The other thing to note is that a recorded statement may be only as good as whoever transcribed it. We saw a recorded statement taken by Builders Mutual one time where the claimant “admitted” that he’d been drinking. The transcript showed that he said, “I had been drinking for some time.” This was pretty damaging and the claim was denied. Except for the fact that actual audio recording of the claimant was “I had not been drinking for some time.” It’s amazing the difference one word can make. While this is a particularly spectacular example of bad transcribing the truth is that many recorded statements have significant errors in them.

Interrrogatories are written questions which the Industrial Commission requires parties (injured workers, employers, insurance adjusters) to answer. They are usually written by the attorney representing the other side. The idea is that when there is a dispute it is efficient if both sides trade information and answer questions before getting into a hearing. That’s the theory.

In practice you have to understand that most defense attorneys get paid by the hour. This means unless they are working they are not billing time or getting paid by the insurance company. So they need to find work to do.

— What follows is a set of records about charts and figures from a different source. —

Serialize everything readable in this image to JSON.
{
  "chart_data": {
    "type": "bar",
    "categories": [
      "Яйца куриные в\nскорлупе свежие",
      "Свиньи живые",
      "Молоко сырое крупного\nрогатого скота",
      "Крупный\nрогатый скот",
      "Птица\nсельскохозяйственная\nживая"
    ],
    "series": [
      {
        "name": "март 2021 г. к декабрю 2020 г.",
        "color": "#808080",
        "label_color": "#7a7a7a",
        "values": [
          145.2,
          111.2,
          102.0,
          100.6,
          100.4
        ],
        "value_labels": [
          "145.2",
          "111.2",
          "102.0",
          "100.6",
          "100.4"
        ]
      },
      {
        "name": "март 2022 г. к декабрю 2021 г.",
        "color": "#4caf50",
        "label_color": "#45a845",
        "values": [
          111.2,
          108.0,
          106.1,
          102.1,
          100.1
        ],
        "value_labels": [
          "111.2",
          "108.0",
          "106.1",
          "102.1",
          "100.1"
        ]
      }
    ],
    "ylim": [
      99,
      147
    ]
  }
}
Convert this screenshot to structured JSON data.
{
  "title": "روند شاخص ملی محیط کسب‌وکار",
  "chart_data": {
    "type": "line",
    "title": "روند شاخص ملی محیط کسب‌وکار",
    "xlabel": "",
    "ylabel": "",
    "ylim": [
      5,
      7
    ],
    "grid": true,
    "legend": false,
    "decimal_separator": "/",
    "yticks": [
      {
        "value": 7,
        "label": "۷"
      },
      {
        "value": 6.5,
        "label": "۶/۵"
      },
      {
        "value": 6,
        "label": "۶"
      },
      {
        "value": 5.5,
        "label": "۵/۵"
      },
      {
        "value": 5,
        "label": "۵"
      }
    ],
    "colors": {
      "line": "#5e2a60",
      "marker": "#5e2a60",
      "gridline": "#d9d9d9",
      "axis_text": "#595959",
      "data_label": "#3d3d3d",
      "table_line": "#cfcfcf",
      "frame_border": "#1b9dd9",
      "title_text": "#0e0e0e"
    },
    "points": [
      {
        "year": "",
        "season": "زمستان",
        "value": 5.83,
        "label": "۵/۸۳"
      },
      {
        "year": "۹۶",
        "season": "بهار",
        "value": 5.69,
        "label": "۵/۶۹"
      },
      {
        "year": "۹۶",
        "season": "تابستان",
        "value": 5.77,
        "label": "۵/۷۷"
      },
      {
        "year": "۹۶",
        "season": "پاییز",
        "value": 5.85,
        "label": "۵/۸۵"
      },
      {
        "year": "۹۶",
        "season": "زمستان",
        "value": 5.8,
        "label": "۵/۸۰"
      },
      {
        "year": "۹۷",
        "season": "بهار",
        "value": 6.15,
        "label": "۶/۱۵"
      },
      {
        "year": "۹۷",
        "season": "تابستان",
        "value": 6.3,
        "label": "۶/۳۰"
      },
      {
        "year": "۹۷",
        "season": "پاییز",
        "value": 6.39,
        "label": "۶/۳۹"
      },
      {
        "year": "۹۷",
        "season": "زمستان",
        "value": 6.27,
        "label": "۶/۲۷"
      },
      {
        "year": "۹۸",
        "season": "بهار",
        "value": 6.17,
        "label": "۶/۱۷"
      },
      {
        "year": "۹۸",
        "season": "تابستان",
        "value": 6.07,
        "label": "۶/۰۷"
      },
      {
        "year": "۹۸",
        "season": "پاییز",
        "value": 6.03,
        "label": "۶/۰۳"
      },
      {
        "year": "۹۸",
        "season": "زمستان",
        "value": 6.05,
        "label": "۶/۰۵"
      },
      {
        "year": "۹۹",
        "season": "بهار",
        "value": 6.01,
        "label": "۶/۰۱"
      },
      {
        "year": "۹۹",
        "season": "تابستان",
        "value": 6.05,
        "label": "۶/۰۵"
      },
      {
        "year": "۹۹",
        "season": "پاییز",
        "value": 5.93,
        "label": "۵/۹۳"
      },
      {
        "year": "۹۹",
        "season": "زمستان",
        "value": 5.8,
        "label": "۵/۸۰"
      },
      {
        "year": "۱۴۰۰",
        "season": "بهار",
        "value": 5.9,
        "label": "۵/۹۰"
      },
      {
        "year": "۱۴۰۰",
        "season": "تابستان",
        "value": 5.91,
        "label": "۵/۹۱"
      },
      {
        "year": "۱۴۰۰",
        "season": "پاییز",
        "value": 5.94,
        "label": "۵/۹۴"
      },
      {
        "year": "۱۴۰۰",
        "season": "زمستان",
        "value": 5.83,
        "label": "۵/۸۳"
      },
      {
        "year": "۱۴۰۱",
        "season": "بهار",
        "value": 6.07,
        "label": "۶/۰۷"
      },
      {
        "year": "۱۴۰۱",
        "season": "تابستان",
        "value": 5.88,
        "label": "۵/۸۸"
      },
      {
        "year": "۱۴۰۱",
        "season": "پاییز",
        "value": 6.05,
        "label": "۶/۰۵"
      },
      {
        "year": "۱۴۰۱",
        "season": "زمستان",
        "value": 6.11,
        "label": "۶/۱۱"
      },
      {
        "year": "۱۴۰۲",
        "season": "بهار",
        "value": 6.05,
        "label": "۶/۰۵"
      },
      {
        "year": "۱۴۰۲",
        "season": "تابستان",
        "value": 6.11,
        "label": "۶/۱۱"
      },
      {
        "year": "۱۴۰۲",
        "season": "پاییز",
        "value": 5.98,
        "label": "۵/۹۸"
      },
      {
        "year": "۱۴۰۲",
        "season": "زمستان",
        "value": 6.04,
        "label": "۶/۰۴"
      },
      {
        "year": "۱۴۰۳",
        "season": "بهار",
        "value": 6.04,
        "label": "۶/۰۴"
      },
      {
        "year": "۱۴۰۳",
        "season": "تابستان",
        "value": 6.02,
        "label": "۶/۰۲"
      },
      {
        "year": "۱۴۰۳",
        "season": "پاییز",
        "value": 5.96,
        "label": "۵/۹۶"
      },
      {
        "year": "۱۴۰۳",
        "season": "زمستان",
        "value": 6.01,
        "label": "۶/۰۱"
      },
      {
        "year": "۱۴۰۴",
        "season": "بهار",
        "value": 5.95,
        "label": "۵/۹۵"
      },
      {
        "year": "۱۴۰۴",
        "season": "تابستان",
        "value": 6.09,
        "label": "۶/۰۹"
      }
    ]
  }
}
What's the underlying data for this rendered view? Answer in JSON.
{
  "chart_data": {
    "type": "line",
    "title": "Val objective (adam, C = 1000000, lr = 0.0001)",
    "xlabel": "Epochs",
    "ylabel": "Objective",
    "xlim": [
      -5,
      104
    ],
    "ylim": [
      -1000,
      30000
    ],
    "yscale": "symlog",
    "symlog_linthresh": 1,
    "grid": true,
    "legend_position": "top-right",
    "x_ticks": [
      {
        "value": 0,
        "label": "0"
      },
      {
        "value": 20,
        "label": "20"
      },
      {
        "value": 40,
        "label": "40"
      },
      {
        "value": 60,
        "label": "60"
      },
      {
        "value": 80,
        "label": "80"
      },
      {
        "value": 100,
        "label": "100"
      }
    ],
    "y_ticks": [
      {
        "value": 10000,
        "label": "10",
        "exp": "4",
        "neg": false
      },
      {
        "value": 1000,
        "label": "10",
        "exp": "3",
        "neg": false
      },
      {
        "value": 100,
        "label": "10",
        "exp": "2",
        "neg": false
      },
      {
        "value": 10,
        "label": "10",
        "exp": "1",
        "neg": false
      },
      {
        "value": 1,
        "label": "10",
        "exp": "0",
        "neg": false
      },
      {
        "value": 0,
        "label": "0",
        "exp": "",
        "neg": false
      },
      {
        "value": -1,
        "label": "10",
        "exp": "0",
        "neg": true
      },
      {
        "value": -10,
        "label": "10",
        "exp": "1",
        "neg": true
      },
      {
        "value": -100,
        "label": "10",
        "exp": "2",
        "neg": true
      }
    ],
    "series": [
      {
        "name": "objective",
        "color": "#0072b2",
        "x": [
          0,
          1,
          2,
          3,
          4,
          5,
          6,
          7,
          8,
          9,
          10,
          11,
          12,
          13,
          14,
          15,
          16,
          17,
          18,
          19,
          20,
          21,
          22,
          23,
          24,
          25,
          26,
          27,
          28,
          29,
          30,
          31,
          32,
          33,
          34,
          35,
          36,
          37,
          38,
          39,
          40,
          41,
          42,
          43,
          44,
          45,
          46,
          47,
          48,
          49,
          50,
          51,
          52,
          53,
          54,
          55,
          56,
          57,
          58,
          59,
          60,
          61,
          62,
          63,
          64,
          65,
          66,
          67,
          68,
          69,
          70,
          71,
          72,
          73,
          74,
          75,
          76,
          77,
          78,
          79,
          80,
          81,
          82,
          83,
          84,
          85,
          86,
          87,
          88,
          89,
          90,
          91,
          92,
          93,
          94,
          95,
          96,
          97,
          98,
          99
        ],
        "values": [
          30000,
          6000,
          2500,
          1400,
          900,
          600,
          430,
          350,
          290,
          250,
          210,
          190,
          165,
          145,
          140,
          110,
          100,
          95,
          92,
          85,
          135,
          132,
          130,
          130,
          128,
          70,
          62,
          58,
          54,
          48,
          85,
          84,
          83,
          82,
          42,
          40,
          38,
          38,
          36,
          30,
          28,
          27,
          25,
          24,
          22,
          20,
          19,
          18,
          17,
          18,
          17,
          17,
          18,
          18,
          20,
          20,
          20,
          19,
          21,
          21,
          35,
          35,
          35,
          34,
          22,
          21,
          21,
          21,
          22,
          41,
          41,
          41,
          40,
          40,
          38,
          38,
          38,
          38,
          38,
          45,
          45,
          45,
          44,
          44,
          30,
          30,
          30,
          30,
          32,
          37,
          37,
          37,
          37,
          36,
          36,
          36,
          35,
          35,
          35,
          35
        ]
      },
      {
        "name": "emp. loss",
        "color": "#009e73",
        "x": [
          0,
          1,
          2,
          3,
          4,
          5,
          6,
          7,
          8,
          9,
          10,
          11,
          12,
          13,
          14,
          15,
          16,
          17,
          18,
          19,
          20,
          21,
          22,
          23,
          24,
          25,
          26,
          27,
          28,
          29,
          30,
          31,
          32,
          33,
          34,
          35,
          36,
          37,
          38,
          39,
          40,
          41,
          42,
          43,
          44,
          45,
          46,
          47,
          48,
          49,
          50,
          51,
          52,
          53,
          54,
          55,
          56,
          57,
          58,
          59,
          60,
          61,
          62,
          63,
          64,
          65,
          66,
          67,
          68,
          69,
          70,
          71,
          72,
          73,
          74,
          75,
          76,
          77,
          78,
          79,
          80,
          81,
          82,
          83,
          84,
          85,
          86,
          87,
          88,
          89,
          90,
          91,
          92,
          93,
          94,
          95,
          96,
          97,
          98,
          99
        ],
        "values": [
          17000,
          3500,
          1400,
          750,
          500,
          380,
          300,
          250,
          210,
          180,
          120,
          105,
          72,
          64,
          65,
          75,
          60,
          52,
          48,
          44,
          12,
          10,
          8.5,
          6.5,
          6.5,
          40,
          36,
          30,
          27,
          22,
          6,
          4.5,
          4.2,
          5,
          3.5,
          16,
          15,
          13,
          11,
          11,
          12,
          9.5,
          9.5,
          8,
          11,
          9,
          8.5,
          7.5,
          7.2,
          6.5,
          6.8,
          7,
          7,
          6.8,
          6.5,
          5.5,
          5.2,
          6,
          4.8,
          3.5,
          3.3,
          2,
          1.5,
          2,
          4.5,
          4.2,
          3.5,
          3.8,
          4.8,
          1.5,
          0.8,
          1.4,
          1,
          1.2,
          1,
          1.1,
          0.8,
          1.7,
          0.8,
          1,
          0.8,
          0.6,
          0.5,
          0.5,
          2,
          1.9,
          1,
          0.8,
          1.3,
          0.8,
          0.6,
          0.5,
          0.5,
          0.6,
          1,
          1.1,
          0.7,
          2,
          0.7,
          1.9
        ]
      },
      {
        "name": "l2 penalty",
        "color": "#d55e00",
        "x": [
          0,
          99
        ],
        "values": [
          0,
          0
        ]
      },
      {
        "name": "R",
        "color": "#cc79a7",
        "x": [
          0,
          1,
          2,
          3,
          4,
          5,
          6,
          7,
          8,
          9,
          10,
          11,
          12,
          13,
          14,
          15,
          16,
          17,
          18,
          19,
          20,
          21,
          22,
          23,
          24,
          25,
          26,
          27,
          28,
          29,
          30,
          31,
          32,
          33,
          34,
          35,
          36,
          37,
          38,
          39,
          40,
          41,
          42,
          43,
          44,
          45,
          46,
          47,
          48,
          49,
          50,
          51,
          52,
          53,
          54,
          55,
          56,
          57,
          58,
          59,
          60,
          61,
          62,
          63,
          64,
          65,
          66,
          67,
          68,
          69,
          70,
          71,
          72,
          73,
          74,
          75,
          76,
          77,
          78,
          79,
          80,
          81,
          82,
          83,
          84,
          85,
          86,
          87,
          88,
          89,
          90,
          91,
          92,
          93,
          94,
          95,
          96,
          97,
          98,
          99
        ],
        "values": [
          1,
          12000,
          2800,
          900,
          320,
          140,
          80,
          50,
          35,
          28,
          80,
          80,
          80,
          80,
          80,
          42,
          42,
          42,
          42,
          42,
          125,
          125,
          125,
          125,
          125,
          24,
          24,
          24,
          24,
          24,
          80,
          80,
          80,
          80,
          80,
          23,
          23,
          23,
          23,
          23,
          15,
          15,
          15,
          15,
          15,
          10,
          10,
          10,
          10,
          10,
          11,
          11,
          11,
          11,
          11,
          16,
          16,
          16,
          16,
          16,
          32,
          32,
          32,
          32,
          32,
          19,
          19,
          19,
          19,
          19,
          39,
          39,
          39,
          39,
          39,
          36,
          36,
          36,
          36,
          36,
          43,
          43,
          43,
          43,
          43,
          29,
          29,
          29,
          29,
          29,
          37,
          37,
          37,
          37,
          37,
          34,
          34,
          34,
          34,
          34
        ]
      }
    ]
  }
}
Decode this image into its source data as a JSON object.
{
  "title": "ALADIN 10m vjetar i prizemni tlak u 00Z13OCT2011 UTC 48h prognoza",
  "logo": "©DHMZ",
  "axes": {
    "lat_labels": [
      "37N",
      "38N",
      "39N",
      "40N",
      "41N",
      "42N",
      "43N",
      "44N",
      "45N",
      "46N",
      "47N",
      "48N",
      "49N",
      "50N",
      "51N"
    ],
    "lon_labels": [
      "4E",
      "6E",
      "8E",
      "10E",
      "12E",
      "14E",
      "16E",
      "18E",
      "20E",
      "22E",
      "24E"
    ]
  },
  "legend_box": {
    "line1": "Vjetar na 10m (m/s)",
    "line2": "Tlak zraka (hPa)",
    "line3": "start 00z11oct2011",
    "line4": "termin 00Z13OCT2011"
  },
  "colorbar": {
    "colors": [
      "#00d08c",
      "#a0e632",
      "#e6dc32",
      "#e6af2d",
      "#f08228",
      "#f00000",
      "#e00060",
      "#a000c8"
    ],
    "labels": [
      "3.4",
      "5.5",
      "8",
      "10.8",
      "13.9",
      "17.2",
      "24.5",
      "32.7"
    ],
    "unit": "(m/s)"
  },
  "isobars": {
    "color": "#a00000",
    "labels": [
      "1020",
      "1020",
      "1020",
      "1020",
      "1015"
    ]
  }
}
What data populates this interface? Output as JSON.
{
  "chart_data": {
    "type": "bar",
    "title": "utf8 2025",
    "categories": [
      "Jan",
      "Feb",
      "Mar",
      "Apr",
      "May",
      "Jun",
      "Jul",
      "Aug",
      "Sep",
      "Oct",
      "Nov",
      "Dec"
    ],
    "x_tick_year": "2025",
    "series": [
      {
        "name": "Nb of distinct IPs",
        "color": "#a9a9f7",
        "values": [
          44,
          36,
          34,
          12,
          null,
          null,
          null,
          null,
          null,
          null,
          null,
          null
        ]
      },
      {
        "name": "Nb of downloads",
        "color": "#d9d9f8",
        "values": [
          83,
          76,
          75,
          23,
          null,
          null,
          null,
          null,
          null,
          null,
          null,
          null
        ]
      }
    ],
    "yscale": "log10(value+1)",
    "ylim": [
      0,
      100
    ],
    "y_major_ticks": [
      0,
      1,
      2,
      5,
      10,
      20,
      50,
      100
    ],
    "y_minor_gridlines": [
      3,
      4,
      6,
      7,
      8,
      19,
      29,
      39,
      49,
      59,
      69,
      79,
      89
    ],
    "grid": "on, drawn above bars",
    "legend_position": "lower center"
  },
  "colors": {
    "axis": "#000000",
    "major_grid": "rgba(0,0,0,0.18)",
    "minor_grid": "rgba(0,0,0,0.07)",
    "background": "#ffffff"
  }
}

One of the ways we feel that they find work to do is to send out a lot of unnecessary interrogatories asking questions which are either irrelevant or to which they already know the answer. It’s something we just have to suffer through as the Industrial Commission routinely allows them.

Keep in mind that your attorney will screen your answers and will object where appropriate. We have found, however, that it is often simpler to answer the interrogatories unless they are truly offensive or too personal. Getting into a fight over them simply plays into the defense attorney’s hands. He gets paid to fight plus if he knows it gets under your skin he may do it all the more just to see if you’ll give up your case and settle cheap. It’s not exactly how the system is supposed to work but that’s the way we’ve seen it operate for a long time now.